3/25/07
Number of Aborigines in prison stuns activist-Angela Davis
Number of Aborigines in prison stuns activist
Date: July 22 2005
By Liz Gooch
the Age
Despite spending 16 months in jail after being on the FBI's 10 most-wanted list, American civil rights activist Angela Davis was shocked when she first visited an Australian women's prison.
She was stunned by the high number of Aborigines in prison, which she likened to the high proportion of African-American prisoners in her homeland.
"As someone who spent a small portion of my life behind bars, I was reminded of the experiences I had over 30 years ago... and reminded of the fact that things have not really gotten any better. As a matter of fact, they are far worse," she said.
Now a professor of philosophy at the University of California Santa Cruz, she became synonymous with the American civil rights movement when she was arrested for murder in 1970. Professor Davis was accused of planning the kidnapping of three San Quentin prisoners from a courthouse and supplying the gun that killed four people during the incident.
She gained notoriety for her affiliation with the militant Black Panthers and membership of the Communist Party. Professor Davis spent two months in hiding before she was arrested and held in custody pending trial for murder, kidnapping and conspiracy. After a worldwide campaign, she was acquitted.
Racism may have become less overt in the 30 years since Professor Davis took up the fight for social justice, but racial barriers remain, she says.
"One can say people are equal before the law . . . but at the same time racism is inscribed in the very structures of the institutions, the structures of the prison, the structures of the university, so that race still matters a great deal," she said. In California, there were five times as many African-Americans in prison as attended university, she said.
Professor Davis is in Melbourne for a conference organised by lobby group Sisters Inside. She said prisons had become "dumping grounds" for people with mental health problems after psychiatric institutions were closed.

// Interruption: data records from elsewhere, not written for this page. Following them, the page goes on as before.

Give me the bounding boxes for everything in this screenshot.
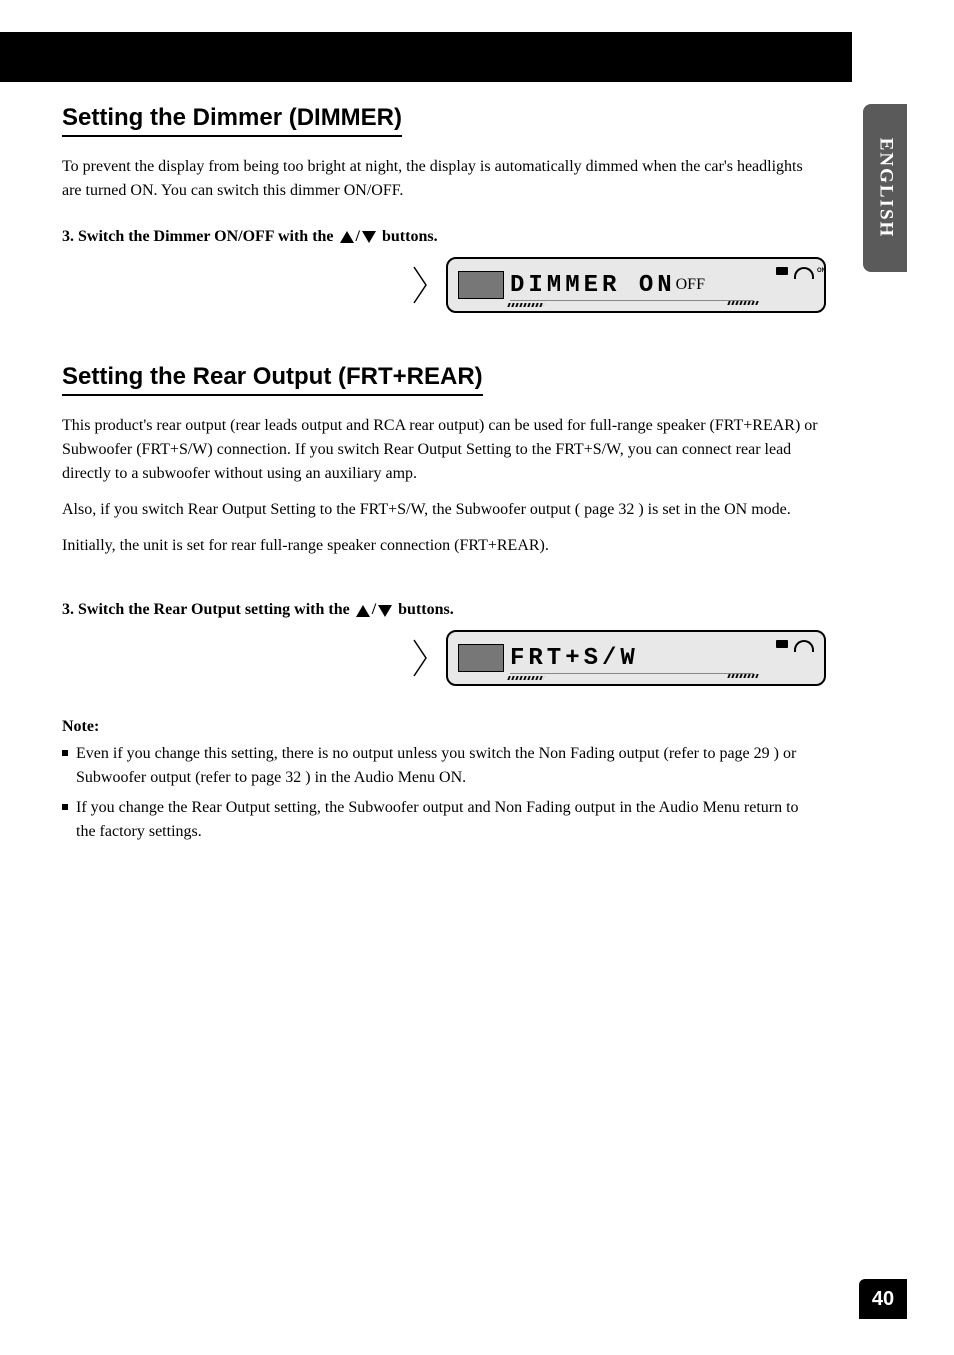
display-row-rear: FRT+S/W [412, 630, 822, 686]
heading-dimmer: Setting the Dimmer (DIMMER) [62, 104, 402, 137]
step-text-post-rear: buttons. [398, 601, 454, 618]
lcd-text-rear: FRT+S/W [510, 645, 639, 672]
page-number-badge: 40 [859, 1279, 907, 1319]
main-content: Setting the Dimmer (DIMMER) To prevent t… [62, 104, 822, 844]
para-rear-2-post: ) is set in the ON mode. [638, 501, 790, 518]
play-outline-icon [412, 265, 428, 305]
triangle-down-icon-2 [378, 605, 392, 617]
arc-icon-2 [794, 640, 814, 652]
page-number: 40 [872, 1288, 894, 1311]
note-1-pre: Even if you change this setting, there i… [76, 745, 719, 762]
step-dimmer: 3. Switch the Dimmer ON/OFF with the / b… [62, 225, 822, 249]
page-ref-32: page 32 [584, 501, 634, 518]
lcd-underline [510, 300, 754, 301]
note-title: Note: [62, 718, 822, 736]
bullet-icon-2 [62, 804, 68, 810]
section-dimmer: Setting the Dimmer (DIMMER) To prevent t… [62, 104, 822, 313]
note-2-text: If you change the Rear Output setting, t… [76, 796, 822, 844]
arc-off-label: OFF [676, 276, 705, 293]
heading-rear: Setting the Rear Output (FRT+REAR) [62, 363, 483, 396]
bullet-icon [62, 750, 68, 756]
up-down-buttons-rear: / [354, 598, 394, 622]
lcd-dash-icon-2 [507, 676, 544, 680]
status-dot-icon-2 [776, 640, 788, 648]
para-rear-3: Initially, the unit is set for rear full… [62, 534, 822, 558]
arc-on-icon: ON [794, 267, 814, 279]
page-ref-29: page 29 [719, 745, 769, 762]
step-text-pre-rear: Switch the Rear Output setting with the [78, 601, 354, 618]
page-ref-32b: page 32 [251, 769, 301, 786]
lcd-graphic-icon-2 [458, 644, 504, 672]
para-rear-2: Also, if you switch Rear Output Setting … [62, 498, 822, 522]
step-rear: 3. Switch the Rear Output setting with t… [62, 598, 822, 622]
lcd-status-icons-2 [776, 640, 814, 652]
lcd-text-dimmer: DIMMER ON [510, 272, 676, 299]
lcd-dash2-icon [727, 301, 758, 305]
lcd-graphic-icon [458, 271, 504, 299]
lcd-dash2-icon-2 [727, 674, 758, 678]
play-outline-icon-2 [412, 638, 428, 678]
section-rear-output: Setting the Rear Output (FRT+REAR) This … [62, 363, 822, 844]
note-block: Note: Even if you change this setting, t… [62, 718, 822, 844]
display-row-dimmer: DIMMER ON ON OFF [412, 257, 822, 313]
step-number-rear: 3. [62, 601, 74, 618]
para-rear-1: This product's rear output (rear leads o… [62, 414, 822, 486]
header-band [0, 32, 852, 82]
language-tab: ENGLISH [863, 104, 907, 272]
language-tab-label: ENGLISH [874, 138, 896, 239]
lcd-display-dimmer: DIMMER ON ON OFF [446, 257, 826, 313]
lcd-dash-icon [507, 303, 544, 307]
triangle-up-icon [340, 231, 354, 243]
lcd-status-icons: ON [776, 267, 814, 279]
arc-off-icon: OFF [676, 276, 705, 294]
para-dimmer-intro: To prevent the display from being too br… [62, 155, 822, 203]
arc-on-label: ON [817, 268, 826, 274]
lcd-display-rear: FRT+S/W [446, 630, 826, 686]
para-rear-2-pre: Also, if you switch Rear Output Setting … [62, 501, 580, 518]
note-item-1: Even if you change this setting, there i… [62, 742, 822, 790]
step-number: 3. [62, 228, 74, 245]
note-1-suf: ) in the Audio Menu ON. [305, 769, 466, 786]
triangle-up-icon-2 [356, 605, 370, 617]
lcd-underline-2 [510, 673, 754, 674]
note-item-2: If you change the Rear Output setting, t… [62, 796, 822, 844]
status-dot-icon [776, 267, 788, 275]
up-down-buttons: / [338, 225, 378, 249]
step-text-post: buttons. [382, 228, 438, 245]
step-text-pre: Switch the Dimmer ON/OFF with the [78, 228, 338, 245]
triangle-down-icon [362, 231, 376, 243]
note-1-text: Even if you change this setting, there i… [76, 742, 822, 790]
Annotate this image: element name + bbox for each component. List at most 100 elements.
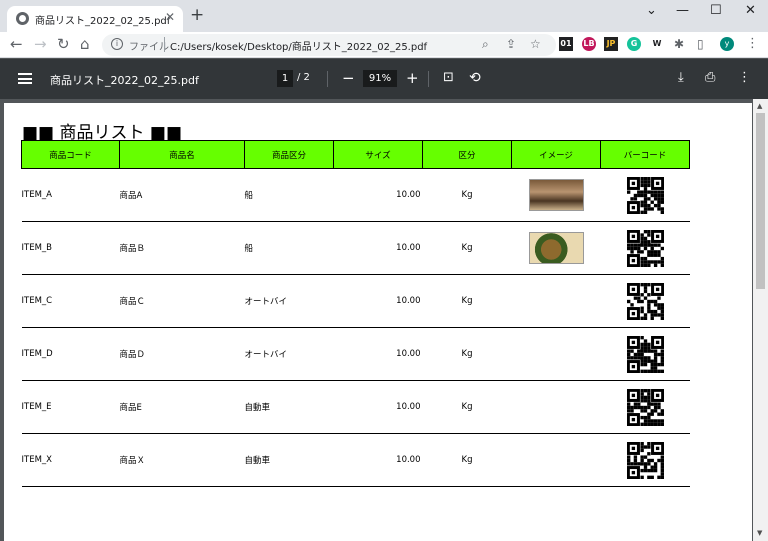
zoom-level-input[interactable]: 91% [363, 70, 397, 87]
column-header: イメージ [511, 140, 601, 169]
extension-g-icon[interactable]: G [627, 37, 641, 51]
address-bar[interactable]: i ファイル C:/Users/kosek/Desktop/商品リスト_2022… [102, 34, 556, 56]
extension-01-icon[interactable]: 01 [559, 37, 573, 51]
item-image-cell [511, 327, 601, 381]
item-code: ITEM_A [21, 168, 120, 222]
item-image-cell [511, 433, 601, 487]
new-tab-button[interactable]: + [190, 7, 204, 24]
item-name: 商品Ｄ [119, 327, 245, 381]
table-row: ITEM_A 商品A 船 10.00 Kg [21, 168, 690, 222]
fit-page-icon[interactable]: ⊡ [443, 68, 454, 88]
share-icon[interactable]: ⇪ [506, 37, 516, 51]
page-number-input[interactable]: 1 [277, 70, 293, 87]
rotate-icon[interactable]: ⟲ [469, 68, 481, 88]
download-icon[interactable]: ⤓ [678, 68, 684, 88]
item-unit: Kg [422, 327, 512, 381]
pdf-toolbar: 商品リスト_2022_02_25.pdf 1 / 2 − 91% + ⊡ ⟲ ⤓… [0, 59, 768, 99]
qr-code-icon [626, 229, 664, 267]
address-url[interactable]: C:/Users/kosek/Desktop/商品リスト_2022_02_25.… [170, 38, 427, 53]
column-header: 商品区分 [244, 140, 334, 169]
info-icon[interactable]: i [111, 38, 123, 50]
profile-avatar[interactable]: y [720, 37, 734, 51]
tab-strip: 商品リスト_2022_02_25.pdf ✕ + ⌄ — ☐ ✕ [0, 0, 768, 32]
item-image-cell [511, 380, 601, 434]
tab-search-icon[interactable]: ⌄ [646, 3, 657, 18]
back-arrow-icon[interactable]: ← [10, 35, 23, 53]
side-panel-icon[interactable]: ▯ [697, 35, 704, 53]
item-code: ITEM_B [21, 221, 120, 275]
item-code: ITEM_D [21, 327, 120, 381]
forward-arrow-icon[interactable]: → [34, 35, 47, 53]
extension-w-icon[interactable]: W [650, 37, 664, 51]
item-name: 商品Ｘ [119, 433, 245, 487]
item-image-cell [511, 274, 601, 328]
item-category: オートバイ [244, 327, 334, 381]
barcode-cell [600, 327, 690, 381]
product-image [528, 179, 584, 211]
pdf-menu-icon[interactable] [18, 73, 32, 84]
qr-code-icon [626, 335, 664, 373]
qr-code-icon [626, 282, 664, 320]
bookmark-star-icon[interactable]: ☆ [530, 37, 541, 51]
barcode-cell [600, 433, 690, 487]
scroll-up-icon[interactable]: ▲ [757, 102, 762, 110]
item-size: 10.00 [333, 221, 423, 275]
table-row: ITEM_E 商品E 自動車 10.00 Kg [21, 380, 690, 434]
item-size: 10.00 [333, 380, 423, 434]
item-code: ITEM_C [21, 274, 120, 328]
item-name: 商品Ｂ [119, 221, 245, 275]
scrollbar-thumb[interactable] [756, 113, 765, 289]
pdf-document-title: 商品リスト_2022_02_25.pdf [50, 74, 199, 87]
tab-active[interactable]: 商品リスト_2022_02_25.pdf ✕ [7, 6, 183, 32]
column-header: 区分 [422, 140, 512, 169]
browser-menu-icon[interactable]: ⋮ [746, 35, 759, 53]
extension-jp-icon[interactable]: JP [604, 37, 618, 51]
page-total: / 2 [297, 72, 310, 83]
reload-icon[interactable]: ↻ [57, 35, 70, 53]
table-row: ITEM_X 商品Ｘ 自動車 10.00 Kg [21, 433, 690, 487]
print-icon[interactable]: ⎙ [705, 68, 715, 88]
item-unit: Kg [422, 380, 512, 434]
zoom-in-icon[interactable]: + [406, 68, 419, 88]
item-category: 船 [244, 221, 334, 275]
item-unit: Kg [422, 168, 512, 222]
item-size: 10.00 [333, 274, 423, 328]
tab-close-icon[interactable]: ✕ [165, 10, 175, 24]
tab-title: 商品リスト_2022_02_25.pdf [35, 16, 171, 27]
item-code: ITEM_X [21, 433, 120, 487]
zoom-out-icon[interactable]: − [342, 68, 355, 88]
item-code: ITEM_E [21, 380, 120, 434]
item-category: 船 [244, 168, 334, 222]
item-category: オートバイ [244, 274, 334, 328]
item-image-cell [511, 168, 601, 222]
maximize-button[interactable]: ☐ [710, 3, 722, 18]
item-size: 10.00 [333, 168, 423, 222]
table-row: ITEM_C 商品Ｃ オートバイ 10.00 Kg [21, 274, 690, 328]
pdf-page: ■■ 商品リスト ■■ 商品コード 商品名 商品区分 サイズ 区分 イメージ バ… [4, 103, 752, 541]
column-header: サイズ [333, 140, 423, 169]
address-scheme: ファイル [129, 42, 169, 53]
item-name: 商品A [119, 168, 245, 222]
extension-lb-icon[interactable]: LB [582, 37, 596, 51]
globe-icon [16, 12, 29, 25]
item-category: 自動車 [244, 380, 334, 434]
barcode-cell [600, 168, 690, 222]
table-row: ITEM_B 商品Ｂ 船 10.00 Kg [21, 221, 690, 275]
product-table: 商品コード 商品名 商品区分 サイズ 区分 イメージ バーコード ITEM_A 商… [21, 140, 690, 487]
minimize-button[interactable]: — [676, 3, 689, 18]
barcode-cell [600, 274, 690, 328]
item-name: 商品Ｃ [119, 274, 245, 328]
qr-code-icon [626, 176, 664, 214]
item-unit: Kg [422, 433, 512, 487]
vertical-scrollbar[interactable]: ▲ ▼ [753, 99, 768, 541]
table-row: ITEM_D 商品Ｄ オートバイ 10.00 Kg [21, 327, 690, 381]
address-divider [164, 37, 165, 52]
pdf-more-icon[interactable]: ⋮ [738, 68, 751, 88]
puzzle-icon[interactable]: ✱ [674, 35, 684, 53]
close-window-button[interactable]: ✕ [745, 3, 756, 18]
column-header: 商品名 [119, 140, 245, 169]
zoom-icon[interactable]: ⌕ [482, 37, 489, 52]
scroll-down-icon[interactable]: ▼ [757, 529, 762, 537]
item-size: 10.00 [333, 433, 423, 487]
home-icon[interactable]: ⌂ [80, 35, 90, 53]
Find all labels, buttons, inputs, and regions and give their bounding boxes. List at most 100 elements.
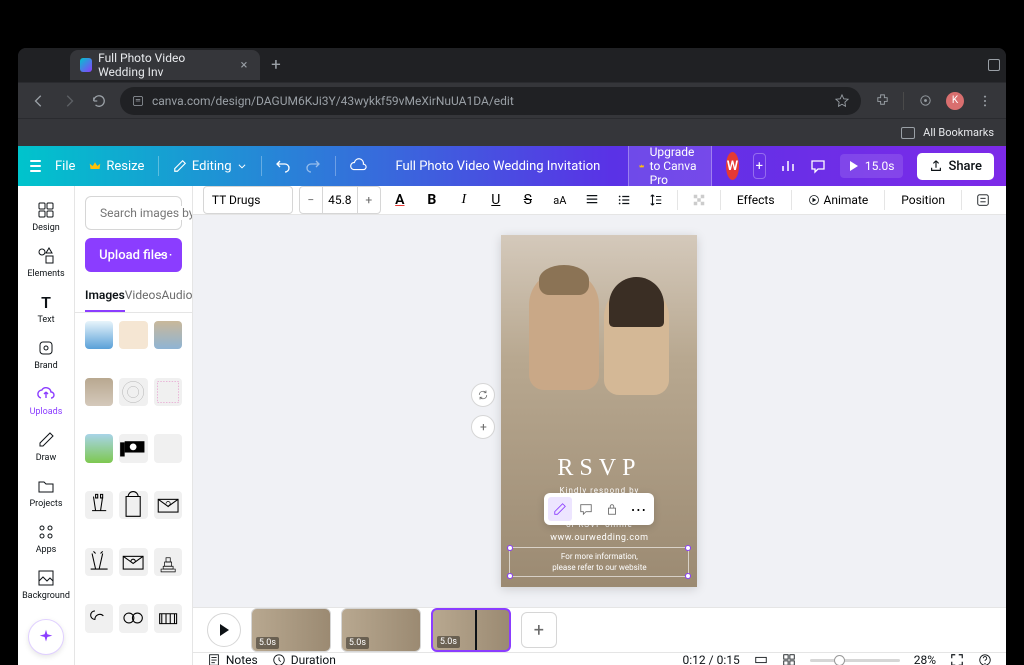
edit-icon[interactable] [548, 497, 572, 521]
menu-icon[interactable] [976, 92, 994, 110]
upload-thumb[interactable] [119, 321, 147, 349]
upload-thumb[interactable] [154, 434, 182, 462]
animate-button[interactable]: Animate [800, 188, 877, 212]
timeline-clip-selected[interactable]: 5.0s [431, 608, 511, 652]
add-collaborator-button[interactable]: + [753, 153, 766, 179]
timeline-view-button[interactable] [754, 653, 768, 665]
duration-button[interactable]: Duration [272, 653, 336, 665]
transparency-button[interactable] [686, 187, 712, 213]
strikethrough-button[interactable]: S [515, 187, 541, 213]
upload-thumb[interactable] [119, 491, 147, 519]
play-button[interactable] [207, 613, 241, 647]
comment-element-icon[interactable] [574, 497, 598, 521]
upload-thumb[interactable] [85, 321, 113, 349]
upload-thumb[interactable] [85, 604, 113, 632]
upload-thumb[interactable] [119, 548, 147, 576]
website-text[interactable]: www.ourwedding.com [509, 533, 689, 543]
reload-icon[interactable] [90, 92, 108, 110]
url-input[interactable]: canva.com/design/DAGUM6KJi3Y/43wykkf59vM… [120, 87, 861, 115]
bold-button[interactable]: B [419, 187, 445, 213]
window-control[interactable] [988, 59, 1000, 71]
upload-more-icon[interactable]: ⋯ [159, 247, 174, 263]
fullscreen-button[interactable] [950, 653, 964, 665]
undo-button[interactable] [275, 151, 291, 181]
rail-brand[interactable]: Brand [18, 332, 74, 376]
canvas-viewport[interactable]: + RSVP Kindly respond by July 10 [193, 215, 1006, 607]
rail-elements[interactable]: Elements [18, 240, 74, 284]
rail-text[interactable]: TText [18, 286, 74, 330]
grid-view-button[interactable] [782, 653, 796, 665]
present-button[interactable]: 15.0s [840, 154, 904, 178]
upload-thumb[interactable] [85, 548, 113, 576]
extensions-icon[interactable] [873, 92, 891, 110]
new-tab-button[interactable]: + [264, 53, 288, 77]
rail-uploads[interactable]: Uploads [18, 378, 74, 422]
align-button[interactable] [579, 187, 605, 213]
back-icon[interactable] [30, 92, 48, 110]
comment-icon[interactable] [810, 151, 826, 181]
upload-thumb[interactable] [154, 491, 182, 519]
effects-button[interactable]: Effects [729, 188, 783, 212]
rail-background[interactable]: Background [18, 562, 74, 606]
upload-thumb[interactable] [85, 434, 113, 462]
underline-button[interactable]: U [483, 187, 509, 213]
italic-button[interactable]: I [451, 187, 477, 213]
close-icon[interactable]: × [238, 58, 250, 72]
lock-icon[interactable] [600, 497, 624, 521]
upload-thumb[interactable] [119, 604, 147, 632]
upload-thumb[interactable] [85, 491, 113, 519]
sync-page-button[interactable] [471, 383, 495, 407]
share-button[interactable]: Share [917, 153, 994, 180]
rail-draw[interactable]: Draw [18, 424, 74, 468]
font-size-value[interactable]: 45.8 [322, 187, 358, 213]
redo-button[interactable] [305, 151, 321, 181]
tab-videos[interactable]: Videos [125, 280, 162, 312]
upload-thumb[interactable] [119, 378, 147, 406]
search-input[interactable] [85, 196, 182, 230]
rsvp-heading[interactable]: RSVP [509, 455, 689, 482]
upload-files-button[interactable]: Upload files ⋯ [85, 238, 182, 272]
cloud-sync-icon[interactable] [349, 151, 367, 181]
increase-size-button[interactable]: + [358, 193, 380, 207]
zoom-thumb[interactable] [834, 655, 845, 665]
more-element-icon[interactable]: ⋯ [626, 497, 650, 521]
selection-handle[interactable] [685, 573, 691, 579]
upload-thumb[interactable] [154, 321, 182, 349]
font-dropdown[interactable]: TT Drugs [203, 186, 293, 214]
letter-case-button[interactable]: aA [547, 187, 573, 213]
tab-images[interactable]: Images [85, 280, 125, 312]
add-clip-button[interactable]: + [521, 612, 557, 648]
browser-tab[interactable]: Full Photo Video Wedding Inv × [70, 50, 260, 80]
decrease-size-button[interactable]: − [300, 193, 322, 207]
list-button[interactable] [611, 187, 637, 213]
canvas-page[interactable]: RSVP Kindly respond by July 10th or RSVP… [501, 235, 697, 587]
menu-button[interactable] [30, 154, 41, 178]
star-icon[interactable] [835, 94, 849, 108]
upload-thumb[interactable] [154, 548, 182, 576]
tab-audio[interactable]: Audio [162, 280, 193, 312]
add-page-button[interactable]: + [471, 415, 495, 439]
bookmarks-label[interactable]: All Bookmarks [923, 126, 994, 139]
search-field[interactable] [100, 206, 193, 220]
selection-handle[interactable] [685, 545, 691, 551]
help-button[interactable] [978, 653, 992, 665]
selection-handle[interactable] [507, 573, 513, 579]
notes-button[interactable]: Notes [207, 653, 258, 665]
analytics-icon[interactable] [780, 151, 796, 181]
rail-design[interactable]: Design [18, 194, 74, 238]
upload-thumb[interactable] [154, 604, 182, 632]
forward-icon[interactable] [60, 92, 78, 110]
upload-thumb[interactable] [154, 378, 182, 406]
upload-thumb[interactable] [119, 434, 147, 462]
spacing-button[interactable] [643, 187, 669, 213]
playhead[interactable] [475, 608, 477, 652]
rail-projects[interactable]: Projects [18, 470, 74, 514]
timeline-clip[interactable]: 5.0s [251, 608, 331, 652]
browser-settings-icon[interactable] [916, 92, 934, 110]
resize-button[interactable]: Resize [89, 159, 144, 174]
document-title[interactable]: Full Photo Video Wedding Invitation [395, 159, 600, 174]
more-toolbar-icon[interactable] [970, 187, 996, 213]
profile-avatar[interactable]: K [946, 92, 964, 110]
zoom-slider[interactable] [810, 659, 900, 662]
upload-thumb[interactable] [85, 378, 113, 406]
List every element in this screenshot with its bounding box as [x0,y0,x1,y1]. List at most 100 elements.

"You could argue that prisons serve as a dumping ground for people with all kinds of problems - health problems, housing problems, employment problems..." she said. "What the prison does is to shut away those people who have those problems so that the larger society no longer has to address the social problems."
While lamenting today's injustices, Professor Davis, says much progress has been made.
"I certainly have no regrets," she said. "I think the work that those of us did 30 years ago has had a profound impact on the way people think today. It may not have changed the structures and the institutions, it may not have revolutionised the entire globe, but you can see enormous changes."